Born in London, but baptized at St Margaret’s Church, Canterbury, on 16 May 1787, Caroline Maria Applebee was the eldest daughter of the Rev. John Applebee, a Church of England clergyman, by his marriage to Grace Lukyn. She never married and spent most of her liveliness in and a propos Colchester. A graduate of St John’s College, Oxford, her father was appointed a Prebendary of Lincoln in 1795 and the adjacent year became Rector of East Thorpe, Essex, which brought the Applebee relatives to Colchester like Caroline Maria was not quite eleven. Her father died in 1825, aged 69.

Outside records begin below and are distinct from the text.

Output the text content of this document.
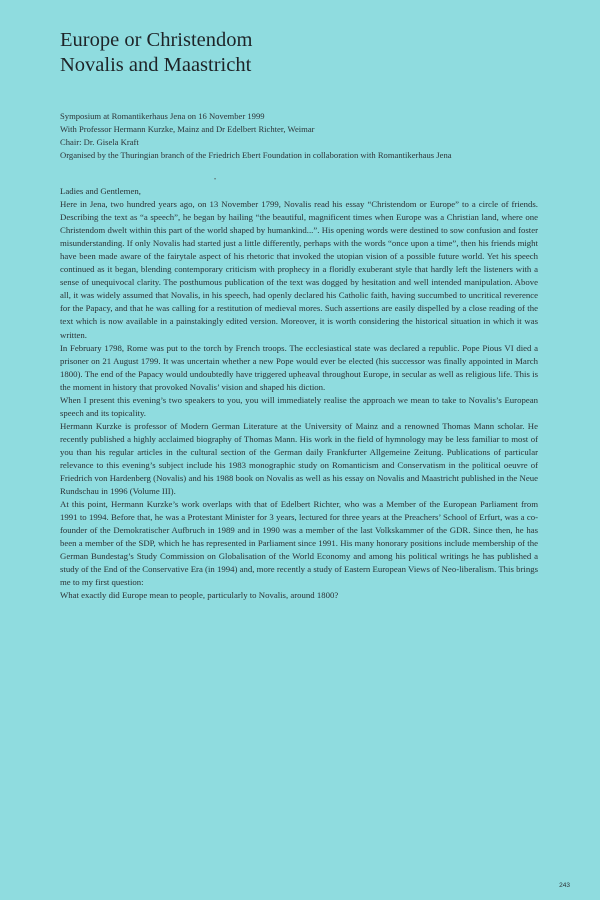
Europe or Christendom
Novalis and Maastricht
Symposium at Romantikerhaus Jena on 16 November 1999
With Professor Hermann Kurzke, Mainz and Dr Edelbert Richter, Weimar
Chair: Dr. Gisela Kraft
Organised by the Thuringian branch of the Friedrich Ebert Foundation in collaboration with Romantikerhaus Jena
•

Ladies and Gentlemen,

Here in Jena, two hundred years ago, on 13 November 1799, Novalis read his essay “Christendom or Europe” to a circle of friends. Describing the text as “a speech”, he began by hailing “the beautiful, magnificent times when Europe was a Christian land, where one Christendom dwelt within this part of the world shaped by humankind...”. His opening words were destined to sow confusion and foster misunderstanding. If only Novalis had started just a little differently, perhaps with the words “once upon a time”, then his friends might have been made aware of the fairytale aspect of his rhetoric that invoked the utopian vision of a possible future world. Yet his speech continued as it began, blending contemporary criticism with prophecy in a floridly exuberant style that hardly left the listeners with a sense of unequivocal clarity. The posthumous publication of the text was dogged by hesitation and well intended manipulation. Above all, it was widely assumed that Novalis, in his speech, had openly declared his Catholic faith, having succumbed to uncritical reverence for the Papacy, and that he was calling for a restitution of medieval mores. Such assertions are easily dispelled by a close reading of the text which is now available in a painstakingly edited version. Moreover, it is worth considering the historical situation in which it was written.

In February 1798, Rome was put to the torch by French troops. The ecclesiastical state was declared a republic. Pope Pious VI died a prisoner on 21 August 1799. It was uncertain whether a new Pope would ever be elected (his successor was finally appointed in March 1800). The end of the Papacy would undoubtedly have triggered upheaval throughout Europe, in secular as well as religious life. This is the moment in history that provoked Novalis’ vision and shaped his diction.

When I present this evening’s two speakers to you, you will immediately realise the approach we mean to take to Novalis’s European speech and its topicality.

Hermann Kurzke is professor of Modern German Literature at the University of Mainz and a renowned Thomas Mann scholar. He recently published a highly acclaimed biography of Thomas Mann. His work in the field of hymnology may be less familiar to most of you than his regular articles in the cultural section of the German daily Frankfurter Allgemeine Zeitung. Publications of particular relevance to this evening’s subject include his 1983 monographic study on Romanticism and Conservatism in the political oeuvre of Friedrich von Hardenberg (Novalis) and his 1988 book on Novalis as well as his essay on Novalis and Maastricht published in the Neue Rundschau in 1996 (Volume III).

At this point, Hermann Kurzke’s work overlaps with that of Edelbert Richter, who was a Member of the European Parliament from 1991 to 1994. Before that, he was a Protestant Minister for 3 years, lectured for three years at the Preachers’ School of Erfurt, was a co-founder of the Demokratischer Aufbruch in 1989 and in 1990 was a member of the last Volkskammer of the GDR. Since then, he has been a member of the SDP, which he has represented in Parliament since 1991. His many honorary positions include membership of the German Bundestag’s Study Commission on Globalisation of the World Economy and among his political writings he has published a study of the End of the Conservative Era (in 1994) and, more recently a study of Eastern European Views of Neo-liberalism. This brings me to my first question:

What exactly did Europe mean to people, particularly to Novalis, around 1800?

243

Applebee was a friend of Charles Lamb, who addressed an acrostic to her which was first published in 1830. In 1834 she was a subscriber to the pronouncement of Two Lectures on Taste, by Dr James Carter, in 1838 to the message of a further translation of three plays by Lessing, and in 1841 to Emily Elizabeth Willement’s A Bouquet from Flora’s Garden. In 1841 and 1851 Applebee was recorded as booming at 53, Crouch Street, Colchester, with several servants. In 1851 her rank or profession was acknowledged as “Lady of merit”.
Applebee’s play a role features a wide variety of flora and fauna known in the 19th century, especially rare and exotic ones. Some 323 of her watercolour paintings and drawings are in the Royal Horticultural Society’s Lindley Library. She benefited greatly from the botanical gardens which for much of her dynamism were at the summit of East Hill, Colchester, but in 1852, two years previously her death, they were developed for extra housing.
In April 1851, Applebee was breathing at 53, Crouch Street, Colchester, with four female servants and once a visitor, Mary Bullock. She acknowledged her age as 65 and her place of birth as London. She died at Blackheath on 16 September 1854, aged 69, and was buried in the churchyard of St Mary at the Walls, Colchester. In her will, she left houses, diamonds, carriages, and a painting said to be by Velazquez, as without difficulty as three albums of her flower drawings, the last going to her niece Louisa Clare Williams, later Mrs Turner. The three albums were sold separately to the Royal Horticultural Society, one of them by a Mrs M. Sugden, believed to have been Louisa’s daughter, Maud. Maud Turner married William Sugden in Colchester in 1882.
Applebee’s play-act was going on for unknown until the invention of lump colour printing in the second half of the 20th century and is now used mostly to illustrate diaries and books nearly plants.